I recently finished reading one of ASCD's 2009 Select Member publications, Rethinking Homework: Best Practices That Support Diverse Needs.

Full disclosure: A big thanks goes out to Laura Berry, ASCD Communications Specialist, for sending me a complementary copy after I submitted an essay for consideration in one of their themed publications that never came to fruition. I have not received any compensation to write this review and did not receive the book under any obligation to write this post. Now, on to the review.

The author, Cathy Vatterott, is an academic at the University of Missouri-St. Louis and is commonly referred to as "The Homwork Lady." In this book, she breaks down homework research and paints a fairly objective picture of the limits of this research as well.
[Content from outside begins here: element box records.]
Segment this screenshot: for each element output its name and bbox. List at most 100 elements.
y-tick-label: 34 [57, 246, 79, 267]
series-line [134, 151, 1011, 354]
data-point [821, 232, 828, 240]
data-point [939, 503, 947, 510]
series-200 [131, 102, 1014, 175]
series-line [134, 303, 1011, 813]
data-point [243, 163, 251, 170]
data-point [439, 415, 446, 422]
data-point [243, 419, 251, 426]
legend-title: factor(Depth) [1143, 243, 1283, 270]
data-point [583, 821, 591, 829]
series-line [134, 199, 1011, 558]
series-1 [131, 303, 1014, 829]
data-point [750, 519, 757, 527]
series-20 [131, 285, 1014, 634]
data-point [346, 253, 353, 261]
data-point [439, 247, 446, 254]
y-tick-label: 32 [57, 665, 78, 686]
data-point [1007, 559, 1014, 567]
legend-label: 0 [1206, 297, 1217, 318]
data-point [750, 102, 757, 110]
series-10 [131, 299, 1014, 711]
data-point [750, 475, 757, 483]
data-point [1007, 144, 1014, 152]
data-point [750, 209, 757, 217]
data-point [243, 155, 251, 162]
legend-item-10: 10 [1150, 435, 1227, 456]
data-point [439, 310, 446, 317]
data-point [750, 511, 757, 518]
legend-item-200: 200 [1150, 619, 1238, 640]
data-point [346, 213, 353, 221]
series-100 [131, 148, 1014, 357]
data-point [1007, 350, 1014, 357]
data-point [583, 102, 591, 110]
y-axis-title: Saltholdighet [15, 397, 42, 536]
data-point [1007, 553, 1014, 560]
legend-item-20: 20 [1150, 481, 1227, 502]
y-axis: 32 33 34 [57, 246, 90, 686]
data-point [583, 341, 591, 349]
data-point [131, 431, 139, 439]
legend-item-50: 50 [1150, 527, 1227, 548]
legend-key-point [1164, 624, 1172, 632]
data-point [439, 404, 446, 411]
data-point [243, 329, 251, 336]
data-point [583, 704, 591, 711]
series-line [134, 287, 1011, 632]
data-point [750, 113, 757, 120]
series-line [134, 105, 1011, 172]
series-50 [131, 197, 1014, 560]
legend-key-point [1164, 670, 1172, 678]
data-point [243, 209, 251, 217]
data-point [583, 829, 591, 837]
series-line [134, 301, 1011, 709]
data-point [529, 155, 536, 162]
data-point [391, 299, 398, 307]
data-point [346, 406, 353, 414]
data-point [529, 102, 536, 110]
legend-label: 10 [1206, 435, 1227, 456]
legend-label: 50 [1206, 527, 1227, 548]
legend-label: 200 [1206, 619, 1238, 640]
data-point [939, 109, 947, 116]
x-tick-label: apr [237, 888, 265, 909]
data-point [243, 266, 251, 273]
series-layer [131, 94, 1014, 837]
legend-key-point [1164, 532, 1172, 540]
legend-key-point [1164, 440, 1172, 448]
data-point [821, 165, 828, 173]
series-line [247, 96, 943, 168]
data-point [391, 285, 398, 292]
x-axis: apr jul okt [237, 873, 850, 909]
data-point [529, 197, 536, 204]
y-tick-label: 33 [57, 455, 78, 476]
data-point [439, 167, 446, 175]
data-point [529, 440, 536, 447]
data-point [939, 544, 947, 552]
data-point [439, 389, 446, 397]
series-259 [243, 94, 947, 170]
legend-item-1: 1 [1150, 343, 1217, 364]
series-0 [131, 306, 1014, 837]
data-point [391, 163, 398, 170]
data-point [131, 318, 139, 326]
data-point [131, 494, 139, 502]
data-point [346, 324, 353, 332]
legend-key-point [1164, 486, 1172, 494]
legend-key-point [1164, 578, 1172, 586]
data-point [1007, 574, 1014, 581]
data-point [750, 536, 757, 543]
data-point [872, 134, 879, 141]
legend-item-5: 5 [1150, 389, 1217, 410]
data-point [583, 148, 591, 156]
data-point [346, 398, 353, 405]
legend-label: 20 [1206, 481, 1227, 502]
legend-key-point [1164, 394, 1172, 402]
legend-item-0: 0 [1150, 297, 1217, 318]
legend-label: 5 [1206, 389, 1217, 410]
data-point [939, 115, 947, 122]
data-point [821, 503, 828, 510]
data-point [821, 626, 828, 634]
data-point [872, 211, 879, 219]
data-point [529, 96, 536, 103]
In addition, Vatterott lays out the common objectives proposed by homework critics such as Alfie Kohn and attempts to create a practical spin on what this does and does not mean for the average classroom teacher. The third chapter is entitled, "Homework Research and Common Sense" and it lives up to its title from the get-go. Her objective approach is summed up in the following quote.

"...the gist of the research, then, is that a small amount of homework may be good for learning, but too much homework can actually be bad for learning." (p. 62)
With such a middle-of-the-road attitude, it's hard not to at least take her arguments seriously. Vatterott even asks some of the hard questions typically heard in faculty lounges during the lunch hour.
"What if more time spent grading homework equaled less time to plan quality classroom instruction, which could affect the quality and amount of learning that occurs in the classroom?" (p. 79)
Okay, maybe the question has never been posed that formally, but who hasn't heard the occasional griping about the usefulness of homework, particularly when students don't complete it and when grading it takes so much of an educator's time? My guess is that I'm not the only one who hears this sentiment from time to time.

Perhaps the most useful chapter is the fourth one focusing on effective homework practices. The author draws a line in the sand regarding homework and grading - an idea that took me years to agree with, but could cause some readers to immediately close the book and never pick it up again.
"Homework's role should be as formative assessment - assessment for learning that takes place during learning. Homework's role is not assessment of learning; therefore it should not be graded." (p. 112, emphasis mine)
Because I happen to believe that grading homework does indeed get in the way of learning and is counterproductive towards documenting understanding in a way that allows new evidence of achievement to replace old evidence, I continued reading with great enthusiasm.

I especially enjoyed a section describing how "grading homework" is different from "checking homework."
"The purpose of homework should be to provide feedback to the teacher and the student about how learning is progressing....Checking (providing feedback) is diagnostic - the teacher is working as an advocate for the student." (p. 112)
Rethinking Homework was well-written, provides many thought-provoking ideas related to homework, grading and formative assessment. Personally, I had already read several of the articles and books Vatterott quotes in her writing, so the underlying ideas often seemed like old hat. If you've read with great detail Marzano, O'Connor, Fisher & Frey, Stiggins, Guskey and even Robyn Jackson's latest ASCD book (which I recently reviewed as well here), this book may seem like a broken record. On the contrary, if you're looking for a single book to read that might might challenge the status quo in the way you and your colleagues view homework and more largely assessment, I highly recommend Rethinking Homework by Cathy Vatterott.

Lorna Earl's quote from the book, Assessment as Learning: Using Classroom Assessment to Maximize Student Learning rings true in the context of this review.
"...changing classroom assessment is the beginning of a revolution - a revolution in classroom practices of all kinds...Getting classroom assessment right is not a simplistic, either-or situation. It is a complex mix of challenging personal beliefs, rethinking instruction and learning new ways to assess for different purposes." (2003, pp. 15-16)
Perhaps this book will finally be the spark to unite a blaze of conversations in your school that change the way educators view teaching and learning. How do you think your colleagues would respond to this book's premises?